A FANTASY that we did not consent to?

 

Maybe.

And then again

Maybe NOT.

 

Does it mean catcalls

And harassment

And horror stories

To the point where

We self-impose curfews for SAFETY?

 

Does it mean cooking

And cleaning

And OBEYING

Phantom partners that we are yet to meet

But doomed to serve for eternity?

 

Does it mean being taught

At an age younger than double digits

That we are weaker

 Worth less

Than the men around us?

 

MAYBE.

And then again

Maybe not.

 

What if

Being a girl means

Having to PROVE

In every moment of existence

That you deserve

To be where you are.

 

What if 

Being a girl means

That you are taught

By the right people

How to fight for your needs

Your words

Your BODY

Even when you are too young to truly 

Understand

The NECESSITY to fight for everything.

 

Being a girl could mean all of these things

And then again

None.

 

But if someone asked 

What 

Being a girl meant TO ME

I think…

 

It could mean 

APPRECIATING the struggle to find clothes in your size

And determining your style 

Because of that.

 

It could mean

Learning that you will be paid less

For the same work that a man does

And growing to give thanks for the small doses of pleasure 

That SUCCEEDING gives you.

 

It could mean

Discovering that you want to stand up

For every other girl

And every other injustice that they have had to face

Simply because of something that they could not control

Such as GENDER.

 

It could mean

Recognising that all walks of life

Encounter the same INEQUITY

That girls face every single day

And are silent about it

In the same way

That girls are.

 

BUT.

 

Being a girl

Does not mean

That you should have any reason

To invalidate

Or ridicule

Or despise

Another human being

For their life

And for the things that are OUT OF THEIR CONTROL.

 

Race

Sexuality

Religion

 

Trauma

Family

Birthplace

 

Can all effect someone’s life

The same way

Gender does

For girls.

 

That is why

I believe

That all girls

Should know

That they are HUMAN too.

 

And being human can mean

Being given the POWER

The intelligence

The beauty

The strength

The empathy

To CHANGE THE WORLD

In any way that you could possibly want to.

 

Evie Taylor

College Captain

 

A woman of many talents provides inspiration!

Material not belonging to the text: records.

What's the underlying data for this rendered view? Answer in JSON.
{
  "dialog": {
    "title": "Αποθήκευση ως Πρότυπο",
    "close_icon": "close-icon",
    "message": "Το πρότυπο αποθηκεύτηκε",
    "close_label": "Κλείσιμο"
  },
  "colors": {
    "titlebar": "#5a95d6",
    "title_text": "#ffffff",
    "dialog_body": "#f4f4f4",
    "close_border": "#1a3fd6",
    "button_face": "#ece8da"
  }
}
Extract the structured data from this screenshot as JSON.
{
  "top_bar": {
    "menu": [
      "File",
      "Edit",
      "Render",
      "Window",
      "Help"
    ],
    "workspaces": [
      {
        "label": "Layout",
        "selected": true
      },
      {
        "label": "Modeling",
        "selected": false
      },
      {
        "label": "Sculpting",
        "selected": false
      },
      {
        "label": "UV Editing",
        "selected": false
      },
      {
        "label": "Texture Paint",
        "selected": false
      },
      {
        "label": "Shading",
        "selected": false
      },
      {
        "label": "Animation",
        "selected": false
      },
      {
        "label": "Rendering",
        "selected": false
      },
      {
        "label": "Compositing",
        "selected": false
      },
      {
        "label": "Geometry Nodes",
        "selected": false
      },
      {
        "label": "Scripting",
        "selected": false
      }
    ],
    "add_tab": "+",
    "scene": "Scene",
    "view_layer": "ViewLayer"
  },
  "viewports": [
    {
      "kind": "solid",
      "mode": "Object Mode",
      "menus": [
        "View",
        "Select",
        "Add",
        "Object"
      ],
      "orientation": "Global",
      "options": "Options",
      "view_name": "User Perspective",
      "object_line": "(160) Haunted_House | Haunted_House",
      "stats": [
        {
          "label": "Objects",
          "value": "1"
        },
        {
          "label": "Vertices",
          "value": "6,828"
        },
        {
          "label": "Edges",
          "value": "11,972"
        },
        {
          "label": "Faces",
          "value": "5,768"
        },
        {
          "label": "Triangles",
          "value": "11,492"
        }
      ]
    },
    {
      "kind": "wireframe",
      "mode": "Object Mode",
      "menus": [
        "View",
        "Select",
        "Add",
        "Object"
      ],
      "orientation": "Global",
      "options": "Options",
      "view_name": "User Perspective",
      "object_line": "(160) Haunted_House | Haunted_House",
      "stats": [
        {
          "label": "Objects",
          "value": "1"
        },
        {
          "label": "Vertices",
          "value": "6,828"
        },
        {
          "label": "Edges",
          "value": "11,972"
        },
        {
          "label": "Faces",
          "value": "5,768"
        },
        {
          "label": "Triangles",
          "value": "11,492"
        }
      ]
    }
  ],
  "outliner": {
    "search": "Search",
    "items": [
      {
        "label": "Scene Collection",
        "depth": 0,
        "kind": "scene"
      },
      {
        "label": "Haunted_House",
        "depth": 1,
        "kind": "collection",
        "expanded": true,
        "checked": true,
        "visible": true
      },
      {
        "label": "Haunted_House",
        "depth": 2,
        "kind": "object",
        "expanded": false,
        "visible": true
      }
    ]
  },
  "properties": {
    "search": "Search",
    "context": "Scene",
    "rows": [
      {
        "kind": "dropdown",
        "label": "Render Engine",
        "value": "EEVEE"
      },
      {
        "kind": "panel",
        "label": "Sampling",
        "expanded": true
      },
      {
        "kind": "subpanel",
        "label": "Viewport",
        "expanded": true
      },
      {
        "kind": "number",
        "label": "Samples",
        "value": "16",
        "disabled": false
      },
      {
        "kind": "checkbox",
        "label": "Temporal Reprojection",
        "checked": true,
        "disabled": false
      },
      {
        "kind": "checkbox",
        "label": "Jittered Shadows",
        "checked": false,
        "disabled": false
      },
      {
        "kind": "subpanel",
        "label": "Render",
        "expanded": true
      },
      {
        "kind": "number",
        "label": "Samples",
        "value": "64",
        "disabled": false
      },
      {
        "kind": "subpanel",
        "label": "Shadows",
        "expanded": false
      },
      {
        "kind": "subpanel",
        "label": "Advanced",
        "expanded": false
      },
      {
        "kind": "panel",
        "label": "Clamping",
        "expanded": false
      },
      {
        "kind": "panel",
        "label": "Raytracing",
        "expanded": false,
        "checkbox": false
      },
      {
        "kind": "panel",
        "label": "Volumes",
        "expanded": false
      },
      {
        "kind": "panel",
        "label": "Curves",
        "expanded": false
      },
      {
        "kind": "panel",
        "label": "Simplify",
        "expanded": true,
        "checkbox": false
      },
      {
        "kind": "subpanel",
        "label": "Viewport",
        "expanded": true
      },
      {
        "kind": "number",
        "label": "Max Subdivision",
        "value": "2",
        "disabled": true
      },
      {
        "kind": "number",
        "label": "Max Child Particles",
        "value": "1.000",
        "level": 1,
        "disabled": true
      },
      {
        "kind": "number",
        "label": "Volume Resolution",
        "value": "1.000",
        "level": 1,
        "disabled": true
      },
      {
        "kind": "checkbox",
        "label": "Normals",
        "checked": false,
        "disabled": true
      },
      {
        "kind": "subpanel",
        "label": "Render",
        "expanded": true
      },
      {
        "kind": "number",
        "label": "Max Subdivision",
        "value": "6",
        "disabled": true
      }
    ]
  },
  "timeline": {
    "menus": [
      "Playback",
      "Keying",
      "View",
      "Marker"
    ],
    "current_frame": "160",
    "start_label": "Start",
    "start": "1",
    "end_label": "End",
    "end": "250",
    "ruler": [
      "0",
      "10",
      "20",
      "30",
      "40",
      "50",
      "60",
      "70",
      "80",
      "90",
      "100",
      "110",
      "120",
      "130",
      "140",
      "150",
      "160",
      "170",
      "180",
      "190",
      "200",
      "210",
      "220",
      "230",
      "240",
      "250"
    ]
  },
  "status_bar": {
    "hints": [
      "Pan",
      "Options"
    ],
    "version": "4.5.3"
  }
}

Alison Richards, Learning Support - Literacy

 

One woman who is an inspiration to me is George McEncroe, a Melbourne comedian and radio host who founded Shebah, an all-female rideshare company. She recognised there was a demand from female passengers for safe transport options and also that women valued the opportunity to build their own business as drivers, giving them financial independence and flexibility. 

 

Shebah has continued to grow and is now Australia wide. George showed her commitment and strength, working with the tech and transport industries which struggled to acknowledge the need for an all-female service or that a woman would be able to build a start up and a successful app.

 

It is inspiring to see women in the entertainment industry who have formed their own companies, for example Margot Robbie and Nicole Kidman and who find projects which present positive female roles, or take ownership of their creative output, like Taylor Swift.

Working together and supporting and encouraging each other is so important. We can share ideas, have fun and know that our efforts are valued and recognised.